There is a tension between the interests of the Competition Commission and commercial entities involved in merger transactions. For various policy reasons, the Commission is eager to cast its net wide and consider and investigate as many merger transactions as possible. Commercial entities, on the other hand, would prefer not to have to jump through the regulatory hoops required by a merger notification and would just like to get on with the business of deal making. Therefore, the recent attempt by the Commission to have a small merger classified as a large should be of concern to business. Fortunately, the decision of the Competition Tribunal in Tiger Equity Proprietary Limited and Murray & Roberts Proprietary Limited v Competition Commission, Case No. 019174 provides some welcome certainty on this issue.
The Commission is the regulatory body tasked with the consideration and investigation of mergers.

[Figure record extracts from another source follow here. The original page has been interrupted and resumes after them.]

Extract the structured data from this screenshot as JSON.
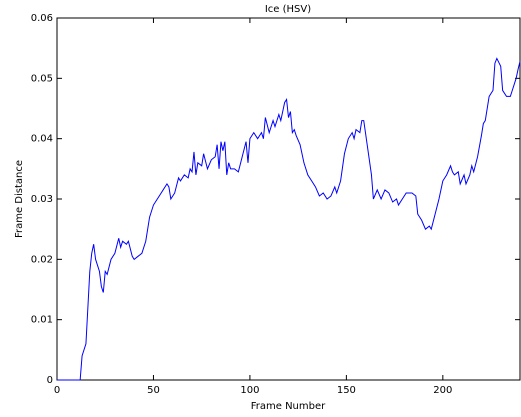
{
  "chart_data": {
    "type": "line",
    "title": "Ice (HSV)",
    "x_label": "Frame Number",
    "y_label": "Frame Distance",
    "x": [
      0,
      12,
      13,
      15,
      16,
      17,
      18,
      19,
      20,
      22,
      23,
      24,
      25,
      26,
      28,
      30,
      32,
      33,
      34,
      36,
      37,
      39,
      40,
      42,
      44,
      46,
      48,
      50,
      52,
      54,
      55,
      57,
      58,
      59,
      61,
      63,
      64,
      66,
      68,
      69,
      70,
      71,
      72,
      73,
      75,
      76,
      78,
      80,
      82,
      83,
      84,
      85,
      86,
      87,
      88,
      89,
      90,
      92,
      94,
      96,
      98,
      99,
      100,
      102,
      104,
      106,
      107,
      108,
      110,
      112,
      113,
      115,
      116,
      118,
      119,
      120,
      121,
      122,
      123,
      124,
      126,
      128,
      130,
      132,
      134,
      136,
      138,
      140,
      142,
      144,
      145,
      147,
      149,
      151,
      153,
      154,
      155,
      157,
      158,
      159,
      161,
      163,
      164,
      166,
      168,
      170,
      172,
      174,
      176,
      177,
      179,
      181,
      184,
      186,
      187,
      189,
      191,
      193,
      194,
      196,
      198,
      200,
      202,
      204,
      205,
      206,
      208,
      209,
      211,
      212,
      214,
      215,
      216,
      218,
      220,
      221,
      222,
      224,
      226,
      227,
      228,
      230,
      231,
      233,
      235,
      236,
      238,
      239,
      240
    ],
    "series": [
      {
        "name": "Ice",
        "color": "#0000ff",
        "values": [
          0,
          0,
          0.004,
          0.006,
          0.012,
          0.018,
          0.021,
          0.0225,
          0.02,
          0.018,
          0.0155,
          0.0145,
          0.018,
          0.0175,
          0.02,
          0.021,
          0.0235,
          0.022,
          0.023,
          0.0225,
          0.023,
          0.0205,
          0.02,
          0.0205,
          0.021,
          0.023,
          0.027,
          0.029,
          0.03,
          0.031,
          0.0315,
          0.0325,
          0.032,
          0.03,
          0.031,
          0.0335,
          0.033,
          0.034,
          0.0335,
          0.035,
          0.0345,
          0.0378,
          0.034,
          0.036,
          0.0355,
          0.0375,
          0.035,
          0.0365,
          0.037,
          0.039,
          0.035,
          0.0395,
          0.038,
          0.0395,
          0.034,
          0.036,
          0.035,
          0.035,
          0.0345,
          0.037,
          0.0395,
          0.036,
          0.04,
          0.041,
          0.04,
          0.041,
          0.04,
          0.0435,
          0.041,
          0.043,
          0.042,
          0.044,
          0.043,
          0.046,
          0.0465,
          0.0435,
          0.0445,
          0.041,
          0.0415,
          0.0405,
          0.039,
          0.036,
          0.034,
          0.033,
          0.032,
          0.0305,
          0.031,
          0.03,
          0.0305,
          0.032,
          0.031,
          0.033,
          0.0375,
          0.04,
          0.041,
          0.04,
          0.0415,
          0.041,
          0.043,
          0.043,
          0.0385,
          0.034,
          0.03,
          0.0315,
          0.03,
          0.0315,
          0.031,
          0.0295,
          0.03,
          0.029,
          0.03,
          0.031,
          0.031,
          0.0305,
          0.0275,
          0.0265,
          0.025,
          0.0255,
          0.025,
          0.0275,
          0.03,
          0.033,
          0.034,
          0.0355,
          0.0345,
          0.034,
          0.0345,
          0.0325,
          0.034,
          0.0325,
          0.034,
          0.0355,
          0.0345,
          0.037,
          0.0405,
          0.0425,
          0.043,
          0.047,
          0.048,
          0.0525,
          0.0533,
          0.052,
          0.048,
          0.047,
          0.047,
          0.048,
          0.05,
          0.0515,
          0.0528
        ]
      }
    ],
    "xlim": [
      0,
      240
    ],
    "ylim": [
      0,
      0.06
    ],
    "xticks": [
      0,
      50,
      100,
      150,
      200
    ],
    "yticks": [
      0,
      0.01,
      0.02,
      0.03,
      0.04,
      0.05,
      0.06
    ]
  }
}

However, the identity of the ultimate decision making body, and even whether a particular transaction requires notification in the first place, is determined with reference to the merger filing thresholds. Clearly, therefore, how a merger is classified has important consequences for the merging parties and the Commission alike, not only for whether a notification is required or whether the Commission or the Tribunal will have jurisdiction over the approval of the merger, but also for whether or not a merger filing fee is payable, the size of such fee, and the time period in which the Commission has to consider the merger.

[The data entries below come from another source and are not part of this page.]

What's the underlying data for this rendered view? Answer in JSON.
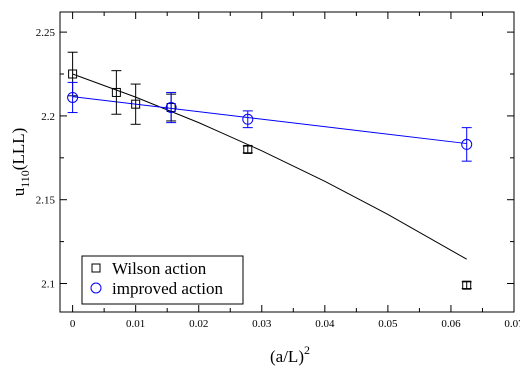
{
  "chart_data": {
    "type": "scatter",
    "title": "",
    "xlabel": {
      "base": "(a/L)",
      "sup": "2"
    },
    "ylabel": {
      "base": "u",
      "sub": "110",
      "rest": "(LLL)"
    },
    "xlim": [
      -0.002,
      0.07
    ],
    "ylim": [
      2.083,
      2.262
    ],
    "xticks": [
      0,
      0.01,
      0.02,
      0.03,
      0.04,
      0.05,
      0.06,
      0.07
    ],
    "xtick_labels": [
      "0",
      "0.01",
      "0.02",
      "0.03",
      "0.04",
      "0.05",
      "0.06",
      "0.07"
    ],
    "yticks": [
      2.1,
      2.15,
      2.2,
      2.25
    ],
    "ytick_labels": [
      "2.1",
      "2.15",
      "2.2",
      "2.25"
    ],
    "grid": false,
    "legend_position": "bottom-left",
    "series": [
      {
        "name": "Wilson action",
        "marker": "square",
        "color": "#000000",
        "points": [
          {
            "x": 0.0,
            "y": 2.225,
            "err": 0.013
          },
          {
            "x": 0.00694,
            "y": 2.214,
            "err": 0.013
          },
          {
            "x": 0.01,
            "y": 2.207,
            "err": 0.012
          },
          {
            "x": 0.015625,
            "y": 2.205,
            "err": 0.008
          },
          {
            "x": 0.02778,
            "y": 2.18,
            "err": 0.002
          },
          {
            "x": 0.0625,
            "y": 2.099,
            "err": 0.002
          }
        ],
        "fit": [
          [
            0.0,
            2.225
          ],
          [
            0.01,
            2.2112
          ],
          [
            0.02,
            2.196
          ],
          [
            0.03,
            2.1792
          ],
          [
            0.04,
            2.161
          ],
          [
            0.05,
            2.1412
          ],
          [
            0.0625,
            2.1145
          ]
        ]
      },
      {
        "name": "improved action",
        "marker": "circle",
        "color": "#0000ff",
        "points": [
          {
            "x": 0.0,
            "y": 2.211,
            "err": 0.009
          },
          {
            "x": 0.015625,
            "y": 2.205,
            "err": 0.009
          },
          {
            "x": 0.02778,
            "y": 2.198,
            "err": 0.005
          },
          {
            "x": 0.0625,
            "y": 2.183,
            "err": 0.01
          }
        ],
        "fit": [
          [
            0.0,
            2.2115
          ],
          [
            0.0625,
            2.1835
          ]
        ]
      }
    ]
  }
}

The divergent interests of the Commission and merging parties has most recently been observed in the Tiger Equity Case. Briefly, the case involved the acquisition of Tolcon Proprietary Limited by Tiger Equity One Proprietary Limited. Initially, the merging parties filed the transaction as an intermediate merger. However, at the time the shareholders’ agreement in respect of Tiger Equity had not yet been completed and the Commission therefore requested that the merging parties file the merger once the shareholders’ agreement had been finalised. The merging parties accepted this and upon finalisation of the shareholders’ agreement, filed the transaction as a small merger. The merging parties contended that Tiger Equity was a shelf company created for the purpose of the transaction and as such it did not have sufficient assets or turnover at time of notification to meet the lower merger threshold. Furthermore, the merging parties contended that given its shareholding structure, Tiger Equity was not controlled by any shareholder. The merging parties voluntarily filed the transaction as a small merger in accordance with the Commission’s small merger guidelines because the seller, Murray & Roberts Proprietary Limited, was the subject of an investigation pertaining to possible collusion.
The Commission did not share the merging parties view and, having reviewed Tiger Equity’s shareholders’ agreement, concluded that Tiger Equity was jointly controlled by all its shareholders. The Commission concluded that the merging parties had incorrectly classified the transaction as a small merger when in fact it was large and served the merging parties with a Notice of Incomplete Filing.
The merging parties therefore brought an application to the Tribunal to have the Notice set aside and have the Tribunal confirm that the merger was indeed a small merger, which the Commission opposed. In arguing its case, the Commission relied on certain provisions of the Tiger Equity shareholders’ agreement. The shares in Tiger Equity are held by six shareholders, with shareholdings ranging from 5% to 28%. The shareholders’ agreement provided that each shareholder was entitled to appoint one director to the board. Such director would vote in the same proportion as the appointing shareholders’ equity in Tiger Equity. The same would apply to voting at shareholders’ meetings. Most decisions of the company would be made by ordinary resolution with a requisite majority of 50%, although some decisions would need to be passed by a special resolution with a requisite majority of 70%.
Relying on the fact that certain strategic decisions required a special resolution to be passed, the Commission argued that all the shareholders jointly controlled Tiger Equity. However, the Tribunal found that as the requisite majority to pass a special resolution was 70%, none of the shareholders had the ability to veto the passing of such a resolution (since the largest shareholder held 28%) and in this way ‘control’ Tiger Equity.
The Tribunal did recognise that an alliance between two or more of the shareholders could result in the ability to jointly veto the passing of a special resolution which could result in such shareholders being seen as joint controllers of the company. However, the Tribunal found that the Commission incorrectly relied on the fact that the shareholders’ agreement had established a common strategic direction between all signatories thereto. The Tribunal went on to say that “there needs to be something more to glue the respective shareholders together, than this limited agreement”.
The Tribunal found that as the Commission had only relied on the shareholders’ agreement as proof that the shareholders were acting together and had led no further evidence to show that there was a coalition between the shareholders of Tiger Equity, such shareholders could not be considered to control Tiger Equity. Their financial information therefore did not need to be included in the threshold calculation and the transaction was confirmed as a small merger.
This decision provides valuable guidance where a consortium of shareholders acquires a company based on a coalition between them and such coalition controls the target firm. Importantly, for the purpose of determining control and for the calculation of merger filing thresholds, there is no legal presumption that the shareholders of a company jointly control the company. The onus will be on the Commission to prove that a coalition exists between the shareholders that results in joint control.